Translation: Initiation (small ribosomal subunit binds the mRNA cap, initiator tRNA carrying Met enters the P site), elongation (codon–anticodon pairing, peptidyl transferase), termination (release factors). Distinguish 80S eukaryotic vs 70S prokaryotic ribosomes.
Gene regulation: Describe transcription factors, enhancers, silencers, DNA methylation. Compare prokaryotic operon control-lac operon (inducible) vs trp operon (repressible).
DNA analysis and genomics
Anchor your data-handling answers in the syllabus techniques: PCR (why cycling is efficient but contamination-prone), gel electrophoresis for size separation, and Southern blotting with hybridisation probes for sequence confirmation.
Application prompt
Explain how lac operon control illustrates negative and positive regulation. Extend by predicting β-galactosidase expression when glucose is absent but lactose is present.
Concept 3: Viral and bacterial genetics
Viruses: Lytic vs lysogenic cycles; describe integration as a prophage and triggers for induction. Account for variation in viral genomes, including antigenic drift and antigenic shift.
Bacteria: Conjugation (F plasmid pilus), transformation (uptake of naked DNA), transduction (phage-mediated). Each mechanism introduces genetic variation without sexual reproduction-ideal comparison to meiosis essays.
Worked scenario
Given colony growth on antibiotic media, determine whether resistance arose via spontaneous mutation or horizontal transfer. Require referencing fluctuation tests and plasmid profiling.
Concept 4: Mutation, cancer, and genomics
Gene mutations: Point mutations (missense, nonsense, silent), insertion/deletion (frameshift). Use sickle cell anaemia (Glu6Val) as example of structure-function consequence.
Chromosomal aberrations: Numerical (aneuploidy-trisomy 21 via nondisjunction) vs structural (translocation, inversion, duplication, deletion). Emphasise meiotic origin.

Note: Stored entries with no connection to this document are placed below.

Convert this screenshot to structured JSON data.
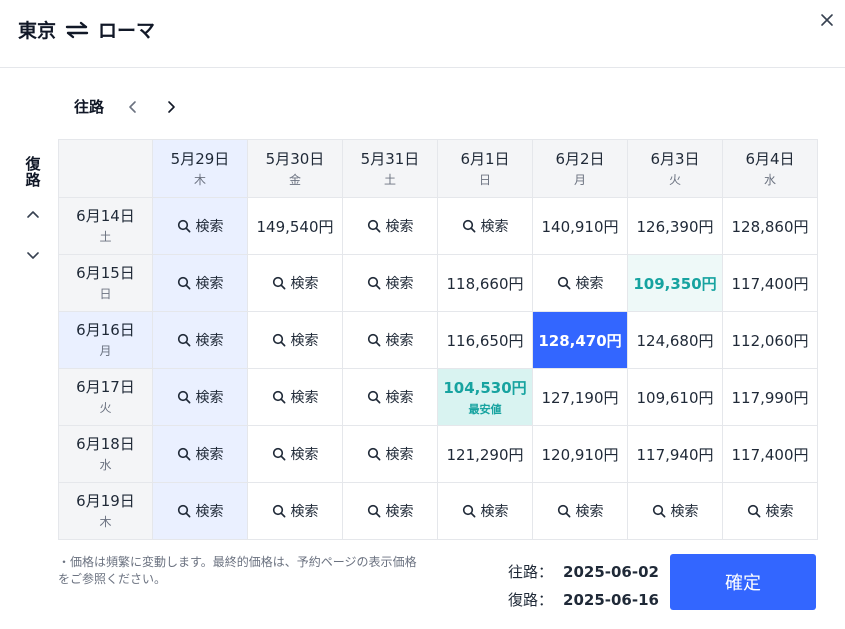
{
  "header": {
    "origin": "東京",
    "destination": "ローマ"
  },
  "outbound_nav": {
    "label": "往路"
  },
  "return_axis": {
    "label": "復路"
  },
  "columns": [
    {
      "date": "5月29日",
      "dow": "木"
    },
    {
      "date": "5月30日",
      "dow": "金"
    },
    {
      "date": "5月31日",
      "dow": "土"
    },
    {
      "date": "6月1日",
      "dow": "日"
    },
    {
      "date": "6月2日",
      "dow": "月"
    },
    {
      "date": "6月3日",
      "dow": "火"
    },
    {
      "date": "6月4日",
      "dow": "水"
    }
  ],
  "rows": [
    {
      "date": "6月14日",
      "dow": "土",
      "cells": [
        "検索",
        "149,540円",
        "検索",
        "検索",
        "140,910円",
        "126,390円",
        "128,860円"
      ]
    },
    {
      "date": "6月15日",
      "dow": "日",
      "cells": [
        "検索",
        "検索",
        "検索",
        "118,660円",
        "検索",
        "109,350円",
        "117,400円"
      ]
    },
    {
      "date": "6月16日",
      "dow": "月",
      "cells": [
        "検索",
        "検索",
        "検索",
        "116,650円",
        "128,470円",
        "124,680円",
        "112,060円"
      ]
    },
    {
      "date": "6月17日",
      "dow": "火",
      "cells": [
        "検索",
        "検索",
        "検索",
        "104,530円",
        "127,190円",
        "109,610円",
        "117,990円"
      ]
    },
    {
      "date": "6月18日",
      "dow": "水",
      "cells": [
        "検索",
        "検索",
        "検索",
        "121,290円",
        "120,910円",
        "117,940円",
        "117,400円"
      ]
    },
    {
      "date": "6月19日",
      "dow": "木",
      "cells": [
        "検索",
        "検索",
        "検索",
        "検索",
        "検索",
        "検索",
        "検索"
      ]
    }
  ],
  "lowest_label": "最安値",
  "note": "・価格は頻繁に変動します。最終的価格は、予約ページの表示価格をご参照ください。",
  "summary": {
    "outbound_label": "往路：",
    "outbound_value": "2025-06-02",
    "return_label": "復路：",
    "return_value": "2025-06-16"
  },
  "confirm_label": "確定",
  "colors": {
    "accent": "#3366ff",
    "lowest_bg": "#d9f3f1",
    "lowest_text": "#17a3a0",
    "highlight_col": "#eaf0ff"
  }
}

Cancer genetics: Distinguish proto-oncogene activation (ras gain-of-function) vs tumour suppressor loss (p53). Detail multistep model: accumulation of mutations, angiogenesis, metastasis. Introduce hallmarks (evading apoptosis, replicative immortality).
Meiosis: Reduction division; homologous chromosome pairing, crossing-over (chiasmata), independent assortment. Distinguish Meiosis I (reductional) vs Meiosis II (equational). Stress sources of variation: crossing-over, random assortment, random fertilisation.
Practical angle
Design a Paper 4 investigation to observe meiosis in onion anthers: staining (acetic orcein), squash preparation, stage identification, and data logging for PDO and ACE.

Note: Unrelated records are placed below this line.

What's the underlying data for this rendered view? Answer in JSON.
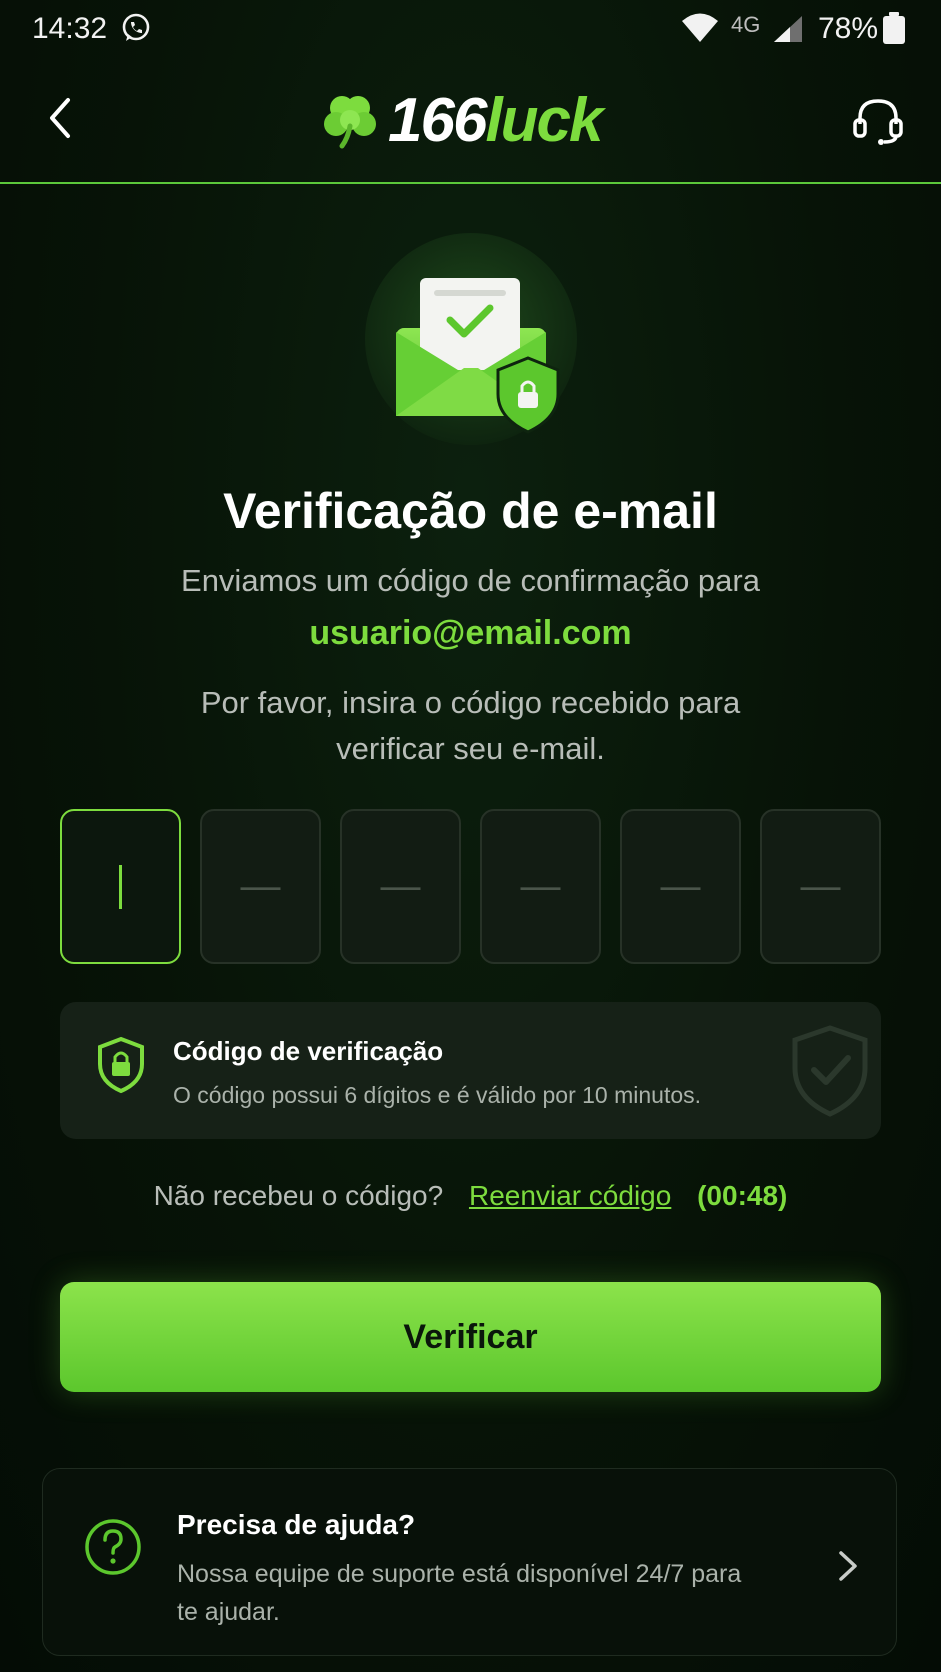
{
  "status_bar": {
    "time": "14:32",
    "network": "4G",
    "battery": "78%"
  },
  "header": {
    "logo_number": "166",
    "logo_word": "luck"
  },
  "title": "Verificação de e-mail",
  "subtitle": "Enviamos um código de confirmação para",
  "email": "usuario@email.com",
  "instructions": "Por favor, insira o código recebido para verificar seu e-mail.",
  "code_inputs": {
    "count": 6,
    "placeholder": "—",
    "active_index": 0
  },
  "info_card": {
    "title": "Código de verificação",
    "text": "O código possui 6 dígitos e é válido por 10 minutos."
  },
  "resend": {
    "label": "Não recebeu o código?",
    "link": "Reenviar código",
    "timer": "(00:48)"
  },
  "verify_button": "Verificar",
  "help": {
    "title": "Precisa de ajuda?",
    "text": "Nossa equipe de suporte está disponível 24/7 para te ajudar."
  },
  "colors": {
    "accent": "#7ddc3e",
    "background": "#061106",
    "card": "#162117"
  },
  "icons": [
    "whatsapp-icon",
    "wifi-icon",
    "signal-icon",
    "battery-icon",
    "back-icon",
    "clover-logo-icon",
    "headset-icon",
    "email-shield-icon",
    "shield-lock-icon",
    "shield-check-icon",
    "question-icon",
    "chevron-right-icon"
  ]
}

Monohybrid and dihybrid crosses: Use Punnett squares and probability trees, incorporating codominance (ABO blood groups) and incomplete dominance (snapdragon colour).

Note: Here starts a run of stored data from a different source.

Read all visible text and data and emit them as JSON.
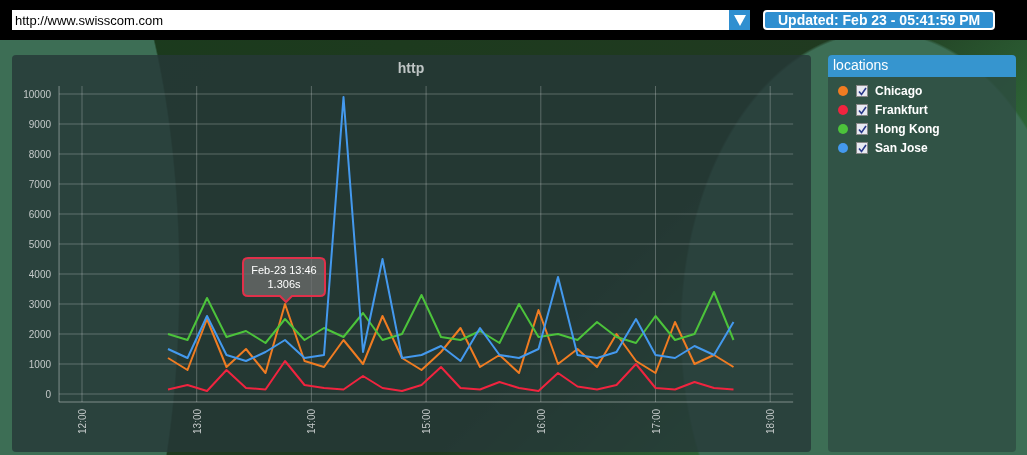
{
  "url_select": {
    "value": "http://www.swisscom.com"
  },
  "updated": "Updated: Feb 23 - 05:41:59 PM",
  "chart": {
    "chart_data": {
      "type": "line",
      "title": "http",
      "x": [
        12.75,
        12.92,
        13.09,
        13.26,
        13.43,
        13.6,
        13.77,
        13.94,
        14.11,
        14.28,
        14.45,
        14.62,
        14.79,
        14.96,
        15.13,
        15.3,
        15.47,
        15.64,
        15.81,
        15.98,
        16.15,
        16.32,
        16.49,
        16.66,
        16.83,
        17,
        17.17,
        17.34,
        17.51,
        17.68
      ],
      "series": [
        {
          "color": "#f07c22",
          "values": [
            1200,
            800,
            2500,
            900,
            1500,
            700,
            3000,
            1100,
            900,
            1800,
            1000,
            2600,
            1200,
            800,
            1400,
            2200,
            900,
            1300,
            700,
            2800,
            1000,
            1500,
            900,
            2000,
            1100,
            700,
            2400,
            1000,
            1300,
            900
          ]
        },
        {
          "color": "#f0243f",
          "values": [
            150,
            300,
            100,
            800,
            200,
            150,
            1100,
            300,
            200,
            150,
            600,
            200,
            100,
            300,
            900,
            200,
            150,
            400,
            200,
            100,
            700,
            250,
            150,
            300,
            1000,
            200,
            150,
            400,
            200,
            150
          ]
        },
        {
          "color": "#4cc33b",
          "values": [
            2000,
            1800,
            3200,
            1900,
            2100,
            1700,
            2500,
            1800,
            2200,
            1900,
            2700,
            1800,
            2000,
            3300,
            1900,
            1800,
            2100,
            1700,
            3000,
            1900,
            2000,
            1800,
            2400,
            1900,
            1700,
            2600,
            1800,
            2000,
            3400,
            1800
          ]
        },
        {
          "color": "#4499ee",
          "values": [
            1500,
            1200,
            2600,
            1300,
            1100,
            1400,
            1800,
            1200,
            1300,
            9900,
            1400,
            4500,
            1200,
            1300,
            1600,
            1100,
            2200,
            1300,
            1200,
            1500,
            3900,
            1300,
            1200,
            1400,
            2500,
            1300,
            1200,
            1600,
            1300,
            2400
          ]
        }
      ],
      "xlim": [
        11.8,
        18.2
      ],
      "grid": true,
      "ylim": [
        0,
        10000
      ],
      "xticks": [
        {
          "value": 12,
          "label": "12:00"
        },
        {
          "value": 13,
          "label": "13:00"
        },
        {
          "value": 14,
          "label": "14:00"
        },
        {
          "value": 15,
          "label": "15:00"
        },
        {
          "value": 16,
          "label": "16:00"
        },
        {
          "value": 17,
          "label": "17:00"
        },
        {
          "value": 18,
          "label": "18:00"
        }
      ],
      "yticks": [
        0,
        1000,
        2000,
        3000,
        4000,
        5000,
        6000,
        7000,
        8000,
        9000,
        10000
      ]
    },
    "tooltip": {
      "title": "Feb-23 13:46",
      "value": "1.306s"
    }
  },
  "locations": {
    "title": "locations",
    "items": [
      {
        "name": "Chicago",
        "color": "#f07c22",
        "checked": true
      },
      {
        "name": "Frankfurt",
        "color": "#f0243f",
        "checked": true
      },
      {
        "name": "Hong Kong",
        "color": "#4cc33b",
        "checked": true
      },
      {
        "name": "San Jose",
        "color": "#4499ee",
        "checked": true
      }
    ]
  }
}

Multiple alleles, epistasis, linkage: Work through dihybrid ratio deviations. Show how test crosses reveal linkage; map units approximate recombination frequency.
Sex linkage: X-linked recessive examples (haemophilia). Explain why males exhibit more frequently (hemizygous).
Environmental influence: Honeybee caste differentiation via diet; human height (polygenic, environmental).
Chi-squared practice
Given observed pea plant phenotypes (315 round yellow, 108 round green, 101 wrinkled yellow, 32 wrinkled green), calculate expected counts for a 9:3:3:1 ratio, compute χ2, compare with critical value at ν=3, and interpret whether to reject Mendelian segregation.
Exam technique checkpoints
Paper 2: Practise interpreting pedigree charts and micrographs of cell division. Always state genotype with alleles (e.g. Rr) before phenotype.
Paper 3: Prepare essay outlines on “From mutation to cancer” and “Regulation of gene expression in eukaryotes vs prokaryotes.”
Paper 4: Run simulated chi-squared tests using yeast genetics or Drosophila crosses; justify sampling strategy, degrees of freedom, and use of null hypotheses.